For 2025, that approach was replaced by one of "regulatory subsidy", which coincided with the TSJM’s stated view that such agreements should be governed by the principles of Spain’s Ley de Subvenciones (Subsidies Law).

Más Madrid’s complaint to the Tribunal de Cuentas reports that there have been 119 festejos in 27 municipalities of the Community of Madrid between 2021 and 2025 in which, year after year, the same companies have been involved. About half of the contracts during this period involved two companies. One is Espectáculos Marisma SL, headed by one Rafael Ayuso, which organized 37 events at a cost of 1.2 million euros. The other is Francisco Javier García del Peso’s Ofetauro, which billed for 922,000 euros in respect of 24 festejos. In Marisma’s case, Más Madrid have pointed out that, in the last four years while benefiting from most of the CAM contracts, the company’s income has increased by 500%. In 2025, it was responsible for 37% of that year’s contracted festejos and the associated subsidies - beyond the maximum amount, Más Madrid alleges, that can be awarded to any one entrepreneur. Más Madrid says there has been a clear recurring benefit to Marisma, and its complaint speaks directly of a "clearly fraudulent modus operandi" and of a possible "business cartel" articulated in a client network made up of the FTL, the CAM and Madrid city councils governed by the Partido Popular.

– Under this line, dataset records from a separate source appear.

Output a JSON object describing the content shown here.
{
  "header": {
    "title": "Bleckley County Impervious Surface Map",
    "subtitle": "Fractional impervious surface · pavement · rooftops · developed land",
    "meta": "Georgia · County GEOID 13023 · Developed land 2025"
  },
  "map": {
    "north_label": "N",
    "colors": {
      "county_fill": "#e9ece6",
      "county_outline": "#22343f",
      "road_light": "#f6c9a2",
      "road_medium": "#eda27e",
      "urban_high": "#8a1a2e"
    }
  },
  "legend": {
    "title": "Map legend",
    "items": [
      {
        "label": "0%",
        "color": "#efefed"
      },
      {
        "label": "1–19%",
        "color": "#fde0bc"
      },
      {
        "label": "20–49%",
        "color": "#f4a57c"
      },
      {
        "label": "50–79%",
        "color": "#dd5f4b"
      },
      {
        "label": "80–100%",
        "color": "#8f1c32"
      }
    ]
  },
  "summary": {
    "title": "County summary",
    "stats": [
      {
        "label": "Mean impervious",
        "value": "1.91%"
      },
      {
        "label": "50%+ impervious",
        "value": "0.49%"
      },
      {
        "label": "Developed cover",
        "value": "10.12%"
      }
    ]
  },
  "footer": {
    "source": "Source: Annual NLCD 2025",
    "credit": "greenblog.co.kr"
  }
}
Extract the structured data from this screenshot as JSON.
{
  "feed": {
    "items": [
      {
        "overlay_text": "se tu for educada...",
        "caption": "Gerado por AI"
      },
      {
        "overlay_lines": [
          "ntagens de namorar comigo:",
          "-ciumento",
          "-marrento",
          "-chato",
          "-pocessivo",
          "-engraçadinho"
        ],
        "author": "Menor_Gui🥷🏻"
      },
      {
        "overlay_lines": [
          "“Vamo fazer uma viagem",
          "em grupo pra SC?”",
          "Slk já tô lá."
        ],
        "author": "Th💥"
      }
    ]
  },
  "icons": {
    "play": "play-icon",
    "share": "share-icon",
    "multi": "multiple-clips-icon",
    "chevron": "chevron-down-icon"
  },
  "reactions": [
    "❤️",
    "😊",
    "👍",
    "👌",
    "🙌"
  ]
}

As the FTL also organizes projects such as la Liga Nacional de Novilladas and receives some 5.6 millions of euros in funds from other autonomous communities governed by the Partido Popular, such as Andalucía, Extremadura, the Valencian Community or Castilla y León, Más Madrid’s complaint also asks that an audit be conducted on the agreements involved to ascertain whether there has been any duplication of expenses in relation to the FTL’s management, co-ordination, communications or administration.

Más Madrid have also asked - to date, without success - for Miguel Ángel Martín, Director of the CAM’s Centro de Asuntos Taurinos, and the FTL president, the ganadero Victorino Martín García, to appear before the Assembly of Madrid to determine if "basic rules on public procurement, subsidies or the legal regime of administrative agreements have been violated".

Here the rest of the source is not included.